A discussion today with @torfjelde helped me realized that our current name resolution has some bugs when local variables are present. Here are two examples:

julia> using Soss

julia> m1 = @model begin
           a ~ @model begin
               p ~ Uniform()
               x ~ Bernoulli(p)
               return x
           end
           x ~ Normal(μ=a)
       end;

julia> rand(m1())
(x = 0.8830268940583486, a = false)

julia> m2 = @model begin
           a ~ For(3) do x Normal(μ=x) end
           x ~ Normal(μ=sum(a))
       end;

julia> rand(m2())
(x = 7.4847701873845995, a = [1.3278580687890864, 1.6612251273704697, 3.9548775107120484])

julia> digraph(m1).N
Dict{Symbol, Set{Symbol}} with 2 entries:
  :a => Set([:x])
  :x => Set([:a])

julia> digraph(m2).N
Dict{Symbol, Set{Symbol}} with 2 entries:
  :a => Set([:x])
  :x => Set([:a])

I think to fix this we need to use JuliaVariables on the AST before processing it as a DAG. @thautwarm does that sound right to you? The information we need out of it is just the dependency structure between top-level expressions.

thautwarm commented 3 years ago

Introducing JuliaVariables.jl is okay, but so far JuliaVariables.jl requires transforming all f(...) do args; expr end to f(args -> expr, ...), which is the reason why I didn't suggest this initially. I can support a mode for JuliaVariables.jl to directly analysing Expr(:do instead of normalizing the AST.

cscherrer commented 3 years ago

For DAG models, I think we really only need the dependencies.
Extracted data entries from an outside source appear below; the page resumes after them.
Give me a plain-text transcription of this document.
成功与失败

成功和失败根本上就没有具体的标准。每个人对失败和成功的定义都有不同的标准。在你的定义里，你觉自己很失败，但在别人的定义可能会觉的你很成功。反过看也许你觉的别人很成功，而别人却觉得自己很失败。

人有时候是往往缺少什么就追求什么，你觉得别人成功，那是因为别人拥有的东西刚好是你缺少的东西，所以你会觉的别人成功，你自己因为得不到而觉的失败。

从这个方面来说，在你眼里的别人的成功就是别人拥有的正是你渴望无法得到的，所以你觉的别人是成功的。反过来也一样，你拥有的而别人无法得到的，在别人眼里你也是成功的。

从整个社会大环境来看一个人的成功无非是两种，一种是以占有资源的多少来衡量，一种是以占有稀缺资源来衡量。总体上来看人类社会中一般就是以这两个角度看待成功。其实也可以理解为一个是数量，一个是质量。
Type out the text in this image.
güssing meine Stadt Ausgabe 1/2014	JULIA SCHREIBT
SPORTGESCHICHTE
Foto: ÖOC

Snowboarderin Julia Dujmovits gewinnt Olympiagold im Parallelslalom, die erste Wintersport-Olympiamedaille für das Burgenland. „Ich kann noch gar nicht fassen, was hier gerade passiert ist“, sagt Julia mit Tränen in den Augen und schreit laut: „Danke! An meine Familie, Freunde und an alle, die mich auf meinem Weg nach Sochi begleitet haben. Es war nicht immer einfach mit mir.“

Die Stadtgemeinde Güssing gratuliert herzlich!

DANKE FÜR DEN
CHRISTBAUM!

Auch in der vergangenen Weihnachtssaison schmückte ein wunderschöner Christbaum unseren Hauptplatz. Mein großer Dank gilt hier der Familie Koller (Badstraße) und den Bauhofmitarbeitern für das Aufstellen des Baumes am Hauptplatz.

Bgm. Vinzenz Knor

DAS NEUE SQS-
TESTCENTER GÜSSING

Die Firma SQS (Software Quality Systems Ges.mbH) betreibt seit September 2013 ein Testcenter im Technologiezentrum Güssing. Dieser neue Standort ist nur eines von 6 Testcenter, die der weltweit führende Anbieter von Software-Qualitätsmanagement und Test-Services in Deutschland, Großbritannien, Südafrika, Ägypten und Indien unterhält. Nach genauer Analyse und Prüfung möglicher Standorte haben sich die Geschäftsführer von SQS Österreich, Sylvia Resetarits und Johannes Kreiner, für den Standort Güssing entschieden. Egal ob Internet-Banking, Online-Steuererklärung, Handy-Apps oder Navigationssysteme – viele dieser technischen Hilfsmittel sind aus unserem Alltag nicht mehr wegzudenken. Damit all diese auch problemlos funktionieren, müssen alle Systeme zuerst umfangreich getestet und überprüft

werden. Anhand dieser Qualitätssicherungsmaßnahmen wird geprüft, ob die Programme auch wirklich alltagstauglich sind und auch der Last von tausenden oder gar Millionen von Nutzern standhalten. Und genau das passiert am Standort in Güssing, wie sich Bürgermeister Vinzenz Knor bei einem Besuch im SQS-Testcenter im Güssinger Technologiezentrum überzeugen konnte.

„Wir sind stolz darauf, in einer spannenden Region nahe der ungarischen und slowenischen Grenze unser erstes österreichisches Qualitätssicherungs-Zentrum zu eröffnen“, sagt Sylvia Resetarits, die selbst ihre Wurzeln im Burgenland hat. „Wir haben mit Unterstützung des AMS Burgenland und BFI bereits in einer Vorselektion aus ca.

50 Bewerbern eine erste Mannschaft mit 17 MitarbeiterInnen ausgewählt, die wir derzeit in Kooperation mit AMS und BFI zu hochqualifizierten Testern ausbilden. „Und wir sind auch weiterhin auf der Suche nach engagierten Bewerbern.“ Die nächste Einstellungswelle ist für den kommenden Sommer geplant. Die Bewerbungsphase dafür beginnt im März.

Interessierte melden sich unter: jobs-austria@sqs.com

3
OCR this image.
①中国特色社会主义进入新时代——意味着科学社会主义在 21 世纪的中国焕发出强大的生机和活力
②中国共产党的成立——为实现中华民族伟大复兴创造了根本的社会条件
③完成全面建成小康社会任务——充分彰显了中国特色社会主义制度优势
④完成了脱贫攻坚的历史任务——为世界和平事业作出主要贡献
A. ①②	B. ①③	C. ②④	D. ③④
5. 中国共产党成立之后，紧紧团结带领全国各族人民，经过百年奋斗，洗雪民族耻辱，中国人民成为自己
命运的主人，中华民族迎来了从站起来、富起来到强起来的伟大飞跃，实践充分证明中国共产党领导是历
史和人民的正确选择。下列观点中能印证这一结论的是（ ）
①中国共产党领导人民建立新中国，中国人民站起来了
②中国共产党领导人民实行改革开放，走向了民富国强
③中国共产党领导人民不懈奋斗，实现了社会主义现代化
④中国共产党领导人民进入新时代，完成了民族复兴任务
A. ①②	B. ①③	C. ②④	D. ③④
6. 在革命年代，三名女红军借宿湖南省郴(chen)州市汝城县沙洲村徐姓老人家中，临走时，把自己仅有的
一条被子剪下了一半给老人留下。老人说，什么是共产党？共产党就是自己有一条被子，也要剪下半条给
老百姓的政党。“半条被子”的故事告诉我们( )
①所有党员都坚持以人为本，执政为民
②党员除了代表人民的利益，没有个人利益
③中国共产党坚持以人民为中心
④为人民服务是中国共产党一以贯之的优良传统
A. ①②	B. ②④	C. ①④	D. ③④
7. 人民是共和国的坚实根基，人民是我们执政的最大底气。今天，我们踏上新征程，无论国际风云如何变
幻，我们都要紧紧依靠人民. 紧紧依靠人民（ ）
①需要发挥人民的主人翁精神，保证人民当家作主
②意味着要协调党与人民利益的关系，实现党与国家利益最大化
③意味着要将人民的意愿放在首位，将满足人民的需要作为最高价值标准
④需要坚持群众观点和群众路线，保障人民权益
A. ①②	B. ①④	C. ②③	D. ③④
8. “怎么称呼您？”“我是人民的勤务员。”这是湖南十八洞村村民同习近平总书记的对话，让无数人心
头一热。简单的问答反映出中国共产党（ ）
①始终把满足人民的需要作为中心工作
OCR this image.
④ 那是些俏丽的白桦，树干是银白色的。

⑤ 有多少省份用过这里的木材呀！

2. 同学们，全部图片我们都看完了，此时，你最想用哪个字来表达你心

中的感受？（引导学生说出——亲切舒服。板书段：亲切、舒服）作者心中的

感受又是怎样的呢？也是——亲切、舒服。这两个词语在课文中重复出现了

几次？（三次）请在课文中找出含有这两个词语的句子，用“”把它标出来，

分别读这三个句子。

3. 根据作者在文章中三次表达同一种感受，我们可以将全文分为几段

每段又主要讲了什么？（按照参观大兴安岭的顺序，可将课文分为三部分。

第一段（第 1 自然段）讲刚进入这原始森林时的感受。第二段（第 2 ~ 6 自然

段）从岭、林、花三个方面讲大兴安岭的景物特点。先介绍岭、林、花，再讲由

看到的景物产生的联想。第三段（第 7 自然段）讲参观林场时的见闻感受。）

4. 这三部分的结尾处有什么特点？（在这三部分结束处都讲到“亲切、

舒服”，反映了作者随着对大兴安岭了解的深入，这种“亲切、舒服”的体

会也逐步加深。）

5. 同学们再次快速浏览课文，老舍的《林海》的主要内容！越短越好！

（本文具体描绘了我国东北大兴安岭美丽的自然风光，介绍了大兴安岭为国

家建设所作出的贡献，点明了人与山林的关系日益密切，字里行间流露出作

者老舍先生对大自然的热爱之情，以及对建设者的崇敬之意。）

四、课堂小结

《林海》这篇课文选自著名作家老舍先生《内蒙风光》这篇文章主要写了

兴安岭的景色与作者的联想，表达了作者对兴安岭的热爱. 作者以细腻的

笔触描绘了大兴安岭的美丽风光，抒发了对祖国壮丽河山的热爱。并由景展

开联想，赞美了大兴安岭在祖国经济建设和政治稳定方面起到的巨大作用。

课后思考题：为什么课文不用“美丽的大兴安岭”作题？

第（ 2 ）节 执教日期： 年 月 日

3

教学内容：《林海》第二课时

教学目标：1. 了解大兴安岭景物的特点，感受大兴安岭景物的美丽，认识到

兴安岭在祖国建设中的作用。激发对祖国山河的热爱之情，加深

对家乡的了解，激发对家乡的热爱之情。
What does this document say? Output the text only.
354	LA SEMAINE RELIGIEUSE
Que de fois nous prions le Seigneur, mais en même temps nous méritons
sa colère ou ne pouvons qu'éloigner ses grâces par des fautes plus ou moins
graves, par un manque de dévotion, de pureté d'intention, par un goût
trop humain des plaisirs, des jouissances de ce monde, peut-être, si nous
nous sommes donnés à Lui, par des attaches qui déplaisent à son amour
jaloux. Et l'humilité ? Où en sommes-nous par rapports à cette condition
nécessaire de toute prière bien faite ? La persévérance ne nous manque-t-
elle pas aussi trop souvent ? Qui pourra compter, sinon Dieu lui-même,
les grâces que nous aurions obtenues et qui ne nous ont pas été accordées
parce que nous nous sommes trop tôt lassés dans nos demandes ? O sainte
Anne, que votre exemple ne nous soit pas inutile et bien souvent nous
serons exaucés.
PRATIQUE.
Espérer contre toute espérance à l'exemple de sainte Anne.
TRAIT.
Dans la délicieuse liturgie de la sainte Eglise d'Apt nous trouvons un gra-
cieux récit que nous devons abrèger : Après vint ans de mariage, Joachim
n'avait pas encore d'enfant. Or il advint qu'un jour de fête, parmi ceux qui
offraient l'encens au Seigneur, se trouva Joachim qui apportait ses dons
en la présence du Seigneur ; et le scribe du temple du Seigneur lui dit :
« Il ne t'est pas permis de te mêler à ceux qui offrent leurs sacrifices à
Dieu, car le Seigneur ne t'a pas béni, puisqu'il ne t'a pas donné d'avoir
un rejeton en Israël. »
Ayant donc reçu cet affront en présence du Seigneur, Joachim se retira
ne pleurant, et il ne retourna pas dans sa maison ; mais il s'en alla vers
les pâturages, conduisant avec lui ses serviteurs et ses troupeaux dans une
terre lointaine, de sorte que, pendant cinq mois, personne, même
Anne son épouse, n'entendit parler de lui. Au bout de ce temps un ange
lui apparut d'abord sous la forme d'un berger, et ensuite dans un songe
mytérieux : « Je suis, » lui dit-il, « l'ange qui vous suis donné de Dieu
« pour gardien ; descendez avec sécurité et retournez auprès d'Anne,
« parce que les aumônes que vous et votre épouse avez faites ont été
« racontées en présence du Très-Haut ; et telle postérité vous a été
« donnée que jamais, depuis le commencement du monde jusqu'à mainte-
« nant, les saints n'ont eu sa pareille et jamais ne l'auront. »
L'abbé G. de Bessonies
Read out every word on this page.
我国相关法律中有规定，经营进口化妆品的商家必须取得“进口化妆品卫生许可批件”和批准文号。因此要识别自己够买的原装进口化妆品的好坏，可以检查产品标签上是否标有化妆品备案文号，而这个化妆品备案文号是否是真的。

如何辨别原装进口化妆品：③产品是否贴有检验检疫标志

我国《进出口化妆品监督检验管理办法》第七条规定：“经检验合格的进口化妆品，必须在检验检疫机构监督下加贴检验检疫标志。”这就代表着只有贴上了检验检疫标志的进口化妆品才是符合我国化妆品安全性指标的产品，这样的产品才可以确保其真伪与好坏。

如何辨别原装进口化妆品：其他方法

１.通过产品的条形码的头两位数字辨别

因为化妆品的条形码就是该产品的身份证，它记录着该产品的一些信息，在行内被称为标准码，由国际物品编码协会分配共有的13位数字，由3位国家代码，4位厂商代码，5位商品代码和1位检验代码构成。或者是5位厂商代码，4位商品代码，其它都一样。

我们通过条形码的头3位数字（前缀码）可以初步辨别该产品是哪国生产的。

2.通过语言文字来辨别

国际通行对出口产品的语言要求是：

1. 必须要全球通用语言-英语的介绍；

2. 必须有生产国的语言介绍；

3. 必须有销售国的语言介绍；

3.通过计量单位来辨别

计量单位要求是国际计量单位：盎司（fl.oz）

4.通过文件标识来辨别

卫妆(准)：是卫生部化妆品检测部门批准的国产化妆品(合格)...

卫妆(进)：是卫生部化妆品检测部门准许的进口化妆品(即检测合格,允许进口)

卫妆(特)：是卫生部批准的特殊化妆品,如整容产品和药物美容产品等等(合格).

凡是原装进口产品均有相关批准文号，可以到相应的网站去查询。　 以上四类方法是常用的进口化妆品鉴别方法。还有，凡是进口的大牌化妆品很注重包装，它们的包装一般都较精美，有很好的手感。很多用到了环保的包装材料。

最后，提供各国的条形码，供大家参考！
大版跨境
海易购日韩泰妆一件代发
So for example,

julia> m = @model begin
           a ~ For(3) do x Normal(μ=x) end
           x ~ Normal(μ=sum(a))
       end;

julia> m.dists.a  |>  MacroTools.prettify |> simplify_ex |>  solve_from_local  |> unwrap_scoped
:((@global For)(function (x,)
          (@global Normal)(μ = @local x)
      end, 3))

This tells us that a depends on For and Normal. But neither of those are Soss variable names for this model. So in the generated code, a can be first. OTOH,

julia> m.dists.x  |>  MacroTools.prettify |> simplify_ex |>  solve_from_local  |> unwrap_scoped
:((@global Normal)(μ = (@global sum)(@global a)))

tells us that x depends on Normal, sum, and a. Of these a is the only one that's a variable name for this model.

Together, these tell us that the graph must be a → x.

For DAG models, this is enough. We don't need to hang on to the annotated result.

I'm starting to think about what this might look like for more flexible models where there can be control flow. Then we can have an ASTModel that's more flexible but makes fewer guarantees, and a more limited DAGModel that can do more in terms of the static analysis.

For example, I think something like this can be very useful: https://github.com/cscherrer/Soss.jl/blob/cs-astmodels/src/primitives/interpret.jl

For an ASTModel it might turn out to be more important to hang on to the annotated code.